A broad distribution of incidents further blurs attribution lines, making it more difficult to identify threat actors and respond to incidents. The cybersecurity firm Prodaft has published on GitHub associated Indicators of Compromise (IoCs) related to incident response. As a result of Skitnet's plug-and-play architecture and high-impact capabilities, it is particularly appealing to groups that wish to achieve strategic goals with minimal operational overhead in terms of performance and operational efficiency.
According to Prodaft in its analysis, Skitnet is particularly attractive for groups that are trying to maximise impact with the lowest overhead. However, in spite of the development of antivirus evasion techniques for custom-made malware, the affordability, modularity, and stealth features of Skitnet continue to drive its adoption in the marketplace.

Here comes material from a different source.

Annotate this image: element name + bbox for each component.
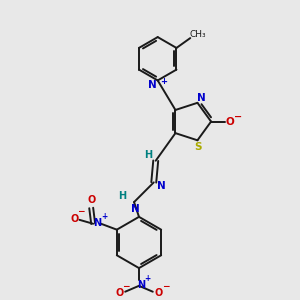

Despite the fact that it is a high-functioning off-the-shelf tool, its popularity in the ransomware ecosystem illustrates a growing trend that often outweighs bespoke development when attempting to achieve disruptive outcomes. As ransomware tactics continue to evolve at an explosive rate, the advent and widespread adoption of versatile toolkits like Skitnet are a stark reminder of how threat actors have been continually refining their methods in order to outpace traditional security measures.
A holistic and proactive cybersecurity posture is vital for organisations to adopt to protect themselves from cyber threats and evade detection, one that extends far beyond basic perimeter defences and incorporates advanced threat detection, continuous monitoring, and rapid incident response capabilities. To detect subtle indicators of compromise that commodity malware like Skitnet exploits to maintain persistence and evade detection, organisations should prioritise integrating behavioural analytics and threat intelligence.
It is also vital to foster an awareness of cybersecurity risks among employees, particularly when it comes to the risks associated with phishing and social engineering, to close the gap in human intelligence that is often the first attack vector employed by cybercriminals. Organisations must be able to protect themselves from sophisticated post-exploitation tools through multilayered defence strategies combining technology, processes, and people, enabling them to not only detect and mitigate the current threats but also adapt to emerging cyber risks in an ever-changing digital environment with rapidity.